(Updates to reflect afternoon trading)
JOHANNESBURG, Dec 4 (Reuters) - South Africa's rand strengthened on Monday on hopes that Deputy President Cyril Ramaphosa will win the race to become the next leader of the ruling African National Congress (ANC) at a party conference in less than two weeks' time.
The race to succeed President Jacob Zuma as ANC leader is being closely watched by traders as it will determine the future policy trajectory for the South African economy, which is grappling with credit rating downgrades and weak growth.
Ramaphosa is seen as more business-friendly than his main rival in the leadership contest, former cabinet minister Nkosazana Dlamini-Zuma, who was previously married to Zuma.
At 1630 GMT, the rand was up 1.4 percent at 13.5575 to the dollar after Ramaphosa won the most nominations for party leader in Limpopo province.
"The good news coming through that Cyril Ramaphosa is getting a lot more support is possibly giving the rand a bit of an injection. Obviously markets view it as positive, but it is still a long way (to the conference)," said TreasuryOne currency dealer Phillip Pearce.
Ramaphosa has more nominations for party leader than Dlamini-Zuma after eight of nine provinces revealed their nominations. But the largest province - KwaZulu-Natal - is yet to announce how its members voted and is expected to favour Dlamini-Zuma.

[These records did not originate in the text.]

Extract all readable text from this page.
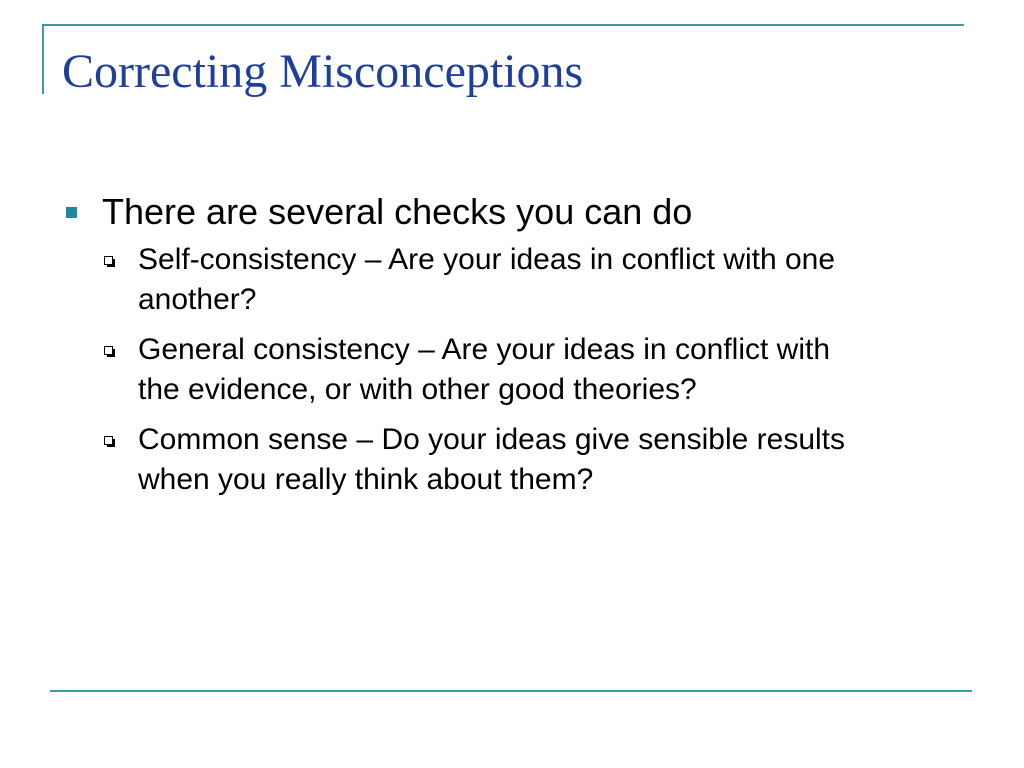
Correcting Misconceptions
There are several checks you can do
Self-consistency – Are your ideas in conflict with one another?
General consistency – Are your ideas in conflict with the evidence, or with other good theories?
Common sense – Do your ideas give sensible results when you really think about them?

On the stock exchange, the benchmark Top-40 index rose 0.27 percent to 59,607 points, while the All-Share index advanced 0.36 percent to 53,077 points. Bourse heavyweight Naspers led the gainers, rising 2.78 percent to 3,629.97 rand after Deutsche Bank raised its target price.
Further gains were curbed by gold shares, which weakened on the back of bullion prices falling back towards four-week lows hit last week.
Sibanye fell 4.84 percent to 17.90 rand, Gold Fields slid 2.50 percent to 56.19 rand and AngloGold Ashanti fell 3.59 percent to 134.56 rand.
The yield on South Africa's benchmark government bond due in 2026 was 2 basis points lower, reflecting marginally stronger overall bond prices.